Walter Ernst Paul Ulbricht (/ˈʊlbrɪxt/; German: [ˈvaltɐ ˈʔʊlbʁɪçt]; 30 June 1893 – 1 August 1973) was a German communist politician. Ulbricht played a leading role in the creation of the Weimar-era Communist Party of Germany (KPD) and later in the early development and establishment of the German Democratic Republic. As the First Secretary of the Communist Socialist Unity Party from 1950 to 1971, he was the chief decision-maker in East Germany. From President Wilhelm Pieck's death in 1960, he was also the East German head of state until his own death in 1973. As the leader of a significant Communist satellite, Ulbricht had a degree of bargaining power with the Kremlin that he used effectively. For example, he demanded the building of the Berlin Wall in 1961 when the Kremlin was reluctant.

Ulbricht began his political life during the German Empire, when he joined first the Social Democratic Party of Germany (SPD) in 1912 later joining the anti-World War I Independent Social Democratic Party of Germany (USPD) in 1917. The following year, he deserted the Imperial German Army and took part in the German Revolution of 1918. He joined the Communist Party of Germany in 1920 and became a leading party functionary, serving in its Central Committee from 1923 onward. After the Nazi takeover of Germany in 1933 and the Nazi-led investigation into his role in ordering the 1931 murder of police captains Paul Anlauf and Franz Lenck, Ulbricht lived in Paris and Prague from 1933 to 1937 and in the Soviet Union from 1937 to 1945.

After the end of World War II, Ulbricht re-organized the German Communist Party in the Soviet occupation zone along Stalinist lines. He played a key role in the forcible merger of the KPD and SPD into the Socialist Unity Party of Germany (SED) in 1946. He became the First Secretary of the SED and effective leader of the recently established East Germany in 1950. The Soviet Army occupation force violently suppressed the uprising of 1953 in East Germany on 17 June 1953, while Ulbricht hid in the Soviet Army headquarters in Berlin-Karlshorst. East Germany joined the Soviet-controlled Warsaw Pact upon its founding in 1955. Ulbricht presided over the total suppression of civil and political rights in the East German state, which functioned as a communist-ruled dictatorship from its founding in 1949 onward.

The nationalization of East German industry under Ulbricht failed to raise the standard of living to a level comparable to that of West Germany. The result was massive emigration, with hundreds of thousands of people fleeing the country to the west every year in the 1950s. When Soviet Premier Nikita Khrushchev gave permission for a wall to stop the outflow in Berlin, Ulbricht had the Berlin Wall built in 1961, which triggered a diplomatic crisis but succeeded in curtailing emigration. The failures of Ulbricht's New Economic System and Economic System of Socialism from 1963 to 1970 led to his forcible retirement for "health reasons" and replacement as First Secretary in 1971 by Erich Honecker with Soviet approval.
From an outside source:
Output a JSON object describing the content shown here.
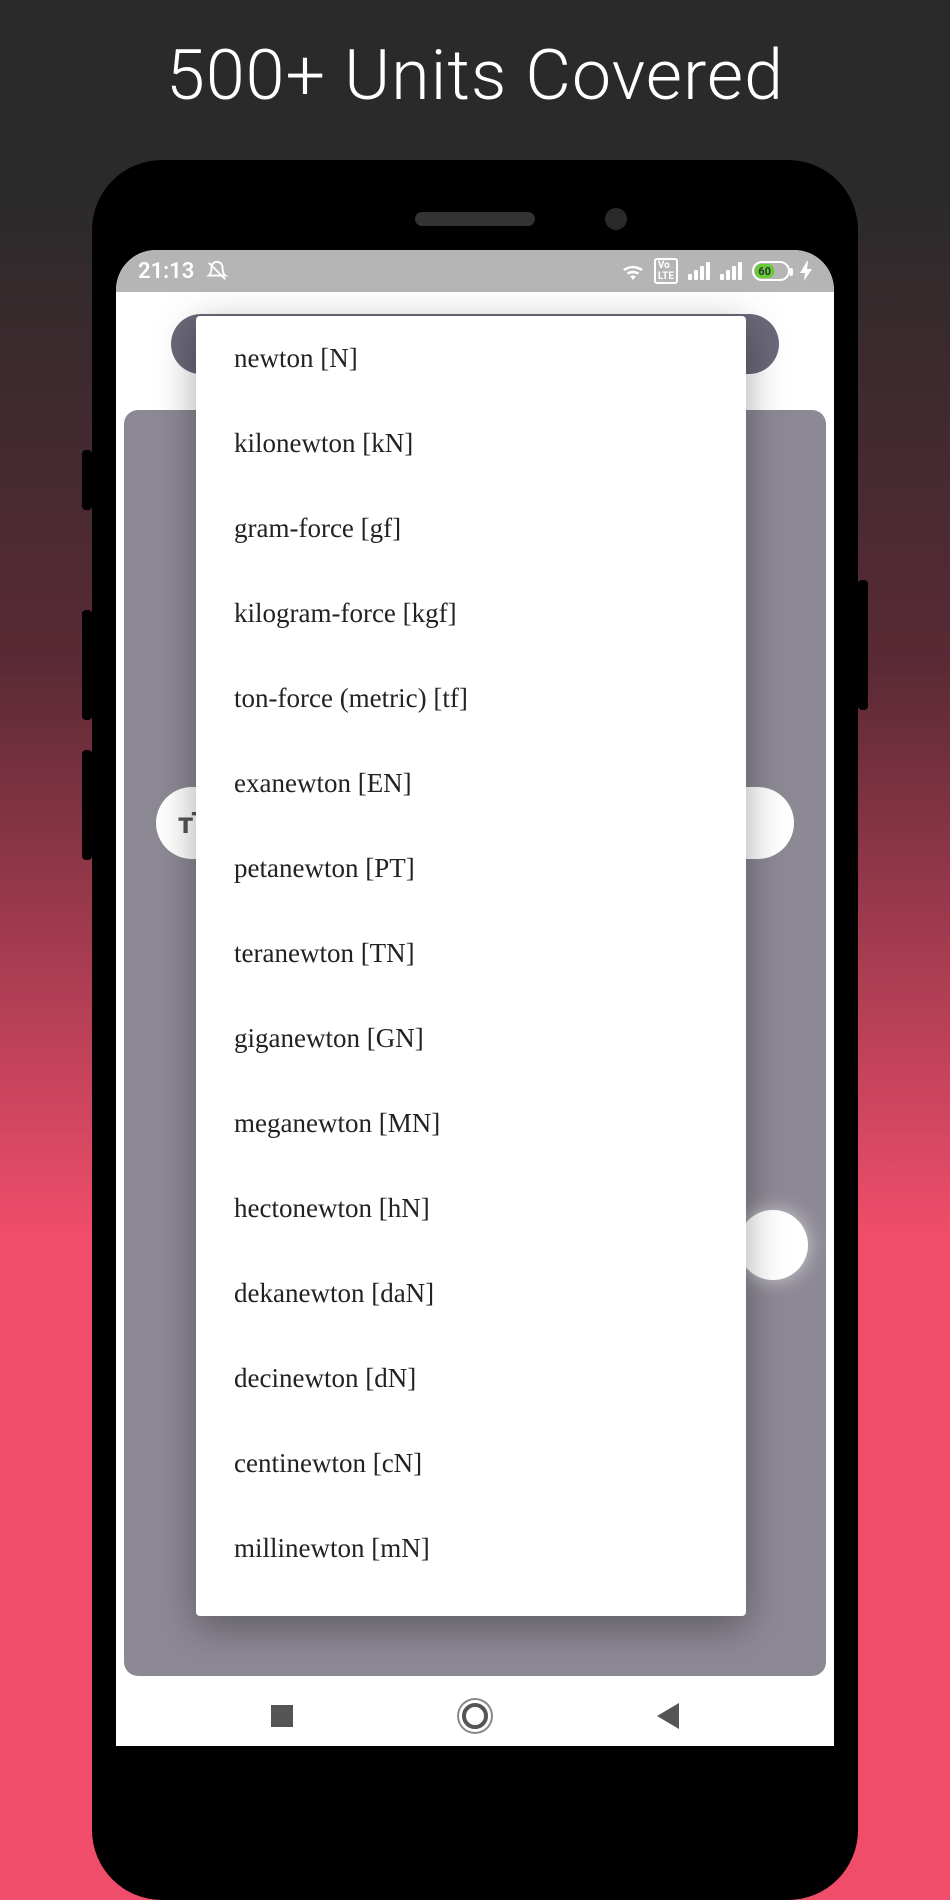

Ulbricht remained the symbolic head of state for two more years, suffering from declining health until dying of a stroke in August 1973.

Ulbricht was born in 1893 in Leipzig, Saxony, into a Protestant family to Pauline Ida (née Rothe) and Ernst August Ulbricht, an impoverished tailor. He spent eight years in primary school (Volksschule) and this constituted all of his formal education since he left school to train as a joiner. Both his parents worked actively for the Social Democratic Party (SPD), which Walter joined in 1912. The young Ulbricht first learned about radical socialism at home in Leipzig's Naundörfchen workers' district before they moved to the Gottschedstrasse.

Ulbricht served in the Imperial German Army during World War I from 1915 to 1917 in Galicia, on the Eastern Front, and in the Balkans. He deserted the Army in 1918, as he had opposed the war from the beginning. For this, he was sentenced to two months in prison. Shortly after his release, while stationed in Brussels, Ulbricht was arrested for having anti-war leaflets. He avoided further prosecution when the November Revolution broke due to collapse of Imperial Germany.

In 1917 he became a member of the Independent Social Democratic Party (USPD) after it split off from the Social Democratic Party over support of Germany's participation in World War I.

During the German Revolution of 1918, Ulbricht became a member of the soldier's soviet of his army corps. In 1919, he joined the Spartakusbund.